|Date||29 February 2012|
|Location||Llandygai, Gwynedd||SH 60079 70986; 53.21744°N, 4.09701°W|
In 1820, Sir Richard Westmacott (1775 – 1856) — at the time Britain’s foremost sculptor of public statues — created this memorial in St Tegai’s Church to the first Baron Penrhyn. The romanticised neoclassical tableau, with idealised life-sized figures, depicts a quarryman and peasant woman mourning over a sarcophagus. Above the inscription can be seen four bucolic scenes with cherubs: playing pan pipes whilst tending goats; working slate; learning to read; and dancing and harvesting.

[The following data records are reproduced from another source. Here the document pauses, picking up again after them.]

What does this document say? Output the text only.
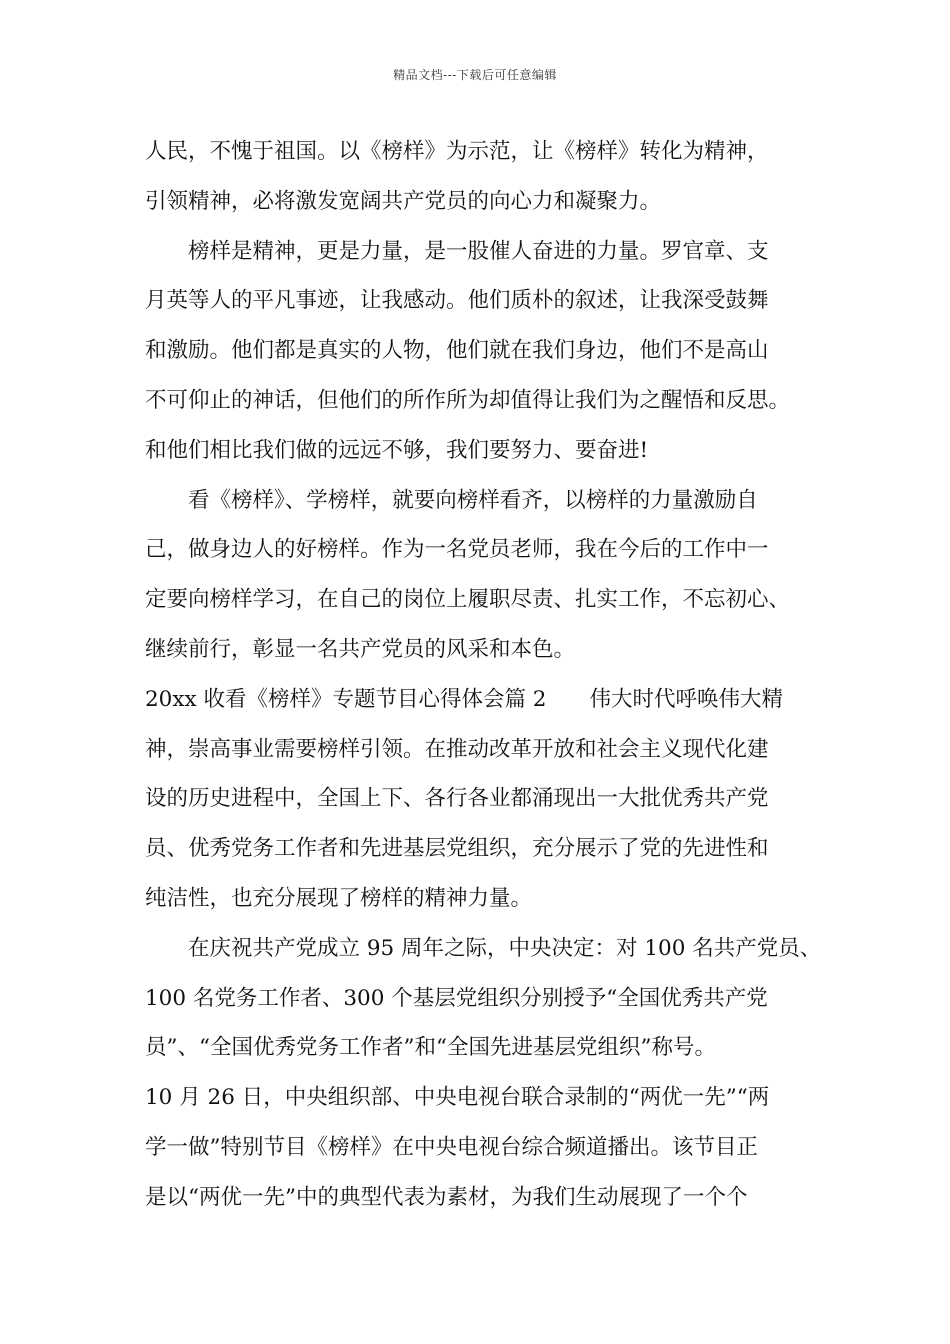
精品文档---下载后可任意编辑
人民，不愧于祖国。以《榜样》为示范，让《榜样》转化为精神，
引领精神，必将激发宽阔共产党员的向心力和凝聚力。
榜样是精神，更是力量，是一股催人奋进的力量。罗官章、支
月英等人的平凡事迹，让我感动。他们质朴的叙述，让我深受鼓舞
和激励。他们都是真实的人物，他们就在我们身边，他们不是高山
不可仰止的神话，但他们的所作所为却值得让我们为之醒悟和反思。
和他们相比我们做的远远不够，我们要努力、要奋进!
看《榜样》、学榜样，就要向榜样看齐，以榜样的力量激励自
己，做身边人的好榜样。作为一名党员老师，我在今后的工作中一
定要向榜样学习，在自己的岗位上履职尽责、扎实工作，不忘初心、
继续前行，彰显一名共产党员的风采和本色。
20xx 收看《榜样》专题节目心得体会篇 2　　伟大时代呼唤伟大精
神，崇高事业需要榜样引领。在推动改革开放和社会主义现代化建
设的历史进程中，全国上下、各行各业都涌现出一大批优秀共产党
员、优秀党务工作者和先进基层党组织，充分展示了党的先进性和
纯洁性，也充分展现了榜样的精神力量。
在庆祝共产党成立 95 周年之际，中央决定：对 100 名共产党员、
100 名党务工作者、300 个基层党组织分别授予“全国优秀共产党
员”、“全国优秀党务工作者”和“全国先进基层党组织”称号。
10 月 26 日，中央组织部、中央电视台联合录制的“两优一先”“两
学一做”特别节目《榜样》在中央电视台综合频道播出。该节目正
是以“两优一先”中的典型代表为素材，为我们生动展现了一个个
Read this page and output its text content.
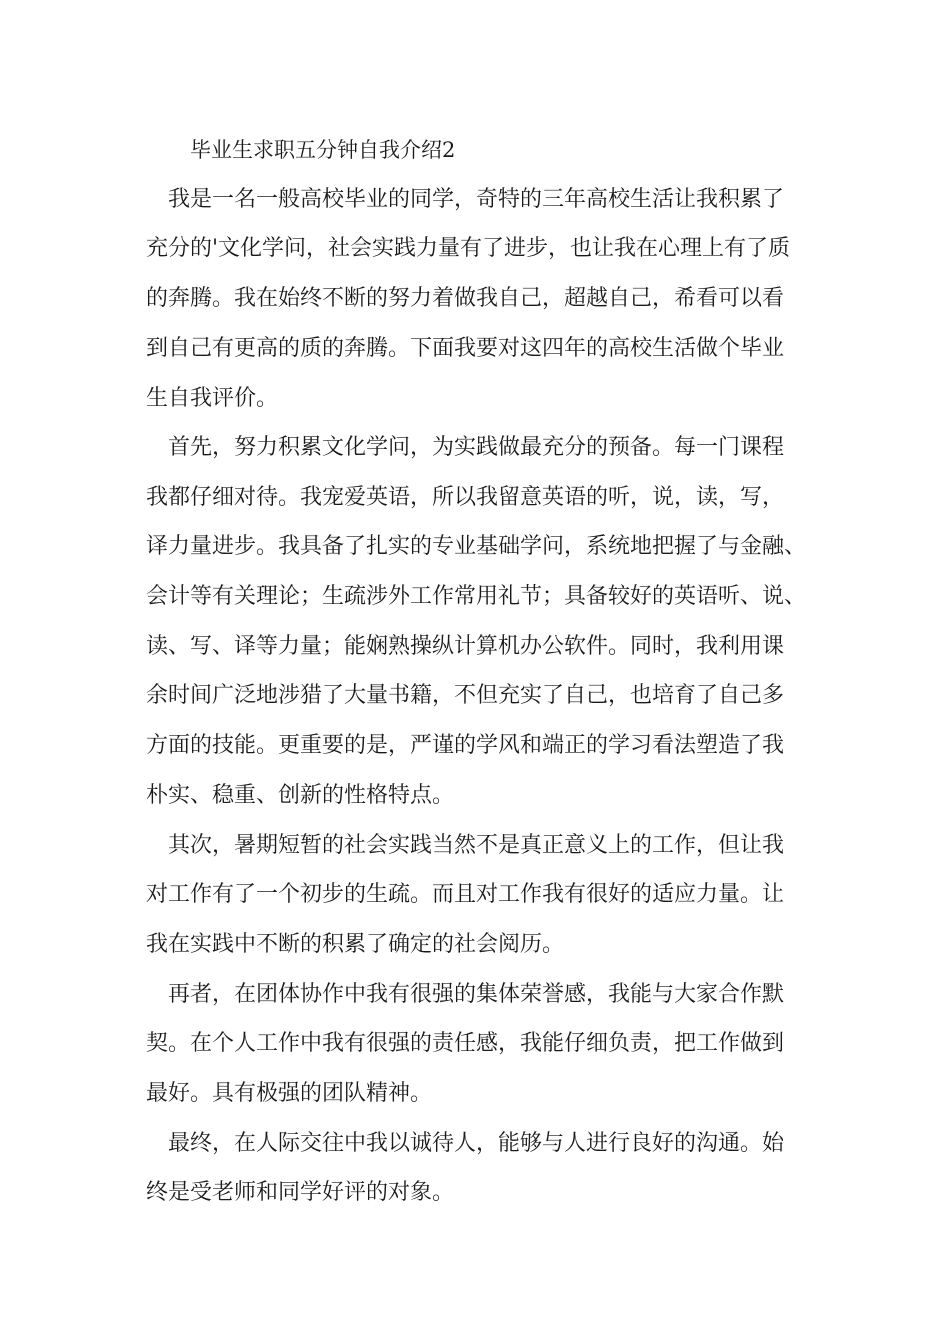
毕业生求职五分钟自我介绍2
　我是一名一般高校毕业的同学，奇特的三年高校生活让我积累了
充分的'文化学问，社会实践力量有了进步，也让我在心理上有了质
的奔腾。我在始终不断的努力着做我自己，超越自己，希看可以看
到自己有更高的质的奔腾。下面我要对这四年的高校生活做个毕业
生自我评价。
　首先，努力积累文化学问，为实践做最充分的预备。每一门课程
我都仔细对待。我宠爱英语，所以我留意英语的听，说，读，写，
译力量进步。我具备了扎实的专业基础学问，系统地把握了与金融、
会计等有关理论；生疏涉外工作常用礼节；具备较好的英语听、说、
读、写、译等力量；能娴熟操纵计算机办公软件。同时，我利用课
余时间广泛地涉猎了大量书籍，不但充实了自己，也培育了自己多
方面的技能。更重要的是，严谨的学风和端正的学习看法塑造了我
朴实、稳重、创新的性格特点。
　其次，暑期短暂的社会实践当然不是真正意义上的工作，但让我
对工作有了一个初步的生疏。而且对工作我有很好的适应力量。让
我在实践中不断的积累了确定的社会阅历。
　再者，在团体协作中我有很强的集体荣誉感，我能与大家合作默
契。在个人工作中我有很强的责任感，我能仔细负责，把工作做到
最好。具有极强的团队精神。
　最终，在人际交往中我以诚待人，能够与人进行良好的沟通。始
终是受老师和同学好评的对象。
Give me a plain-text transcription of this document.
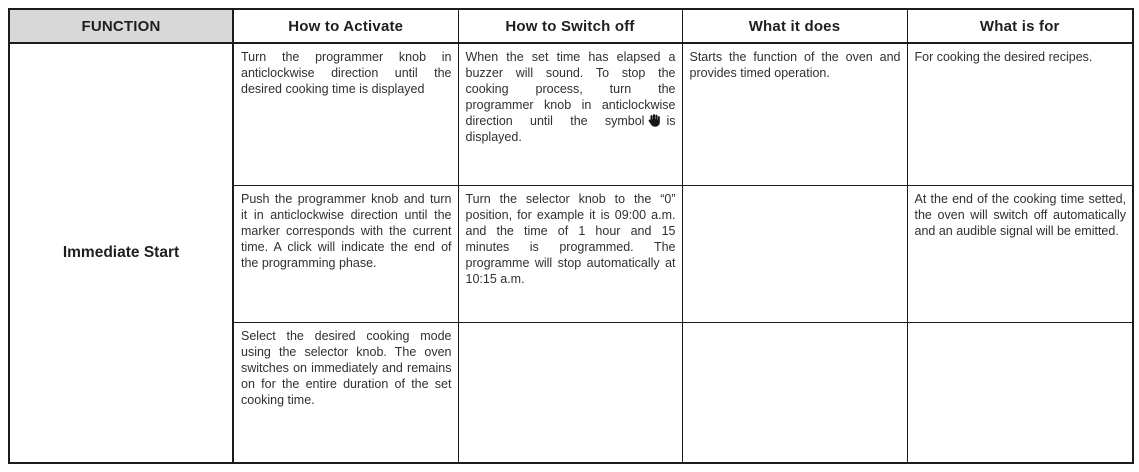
FUNCTION	How to Activate	How to Switch off	What it does	What is for
Immediate Start	Turn the programmer knob in anticlockwise direction until the desired cooking time is displayed	When the set time has elapsed a buzzer will sound. To stop the cooking process, turn the programmer knob in anticlockwise direction until the symbol is displayed.	Starts the function of the oven and provides timed operation.	For cooking the desired recipes.
	Push the programmer knob and turn it in anticlockwise direction until the marker corresponds with the current time. A click will indicate the end of the programming phase.	Turn the selector knob to the “0” position, for example it is 09:00 a.m. and the time of 1 hour and 15 minutes is programmed. The programme will stop automatically at 10:15 a.m.		At the end of the cooking time setted, the oven will switch off automatically and an audible signal will be emitted.
	Select the desired cooking mode using the selector knob. The oven switches on immediately and remains on for the entire duration of the set cooking time.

Richard Pennant (1737 – 1808) married Anne Susannah Warburton, heiress to the Penrhyn estate, in 1765 and in 1783 was granted an Irish peerage (an honour which did not disqualify the recipient from sitting in the House of Commons in London), becoming the first Baron Penrhyn. He served as an MP for Liverpool and, owning 8,000 acres of sugar plantations and over 600 slaves in Jamaica, was an outspoken supporter of slavery and fervent campaigner against the abolition movement.
Pennant used the great wealth derived from the plantations to invest in the Penrhyn estate and to industrialise the slate quarries of Bethesda. He developed the transport infrastructure to distribute the slate products, building Port Penrhyn and establishing a rail link from Penrhyn Quarry to the port.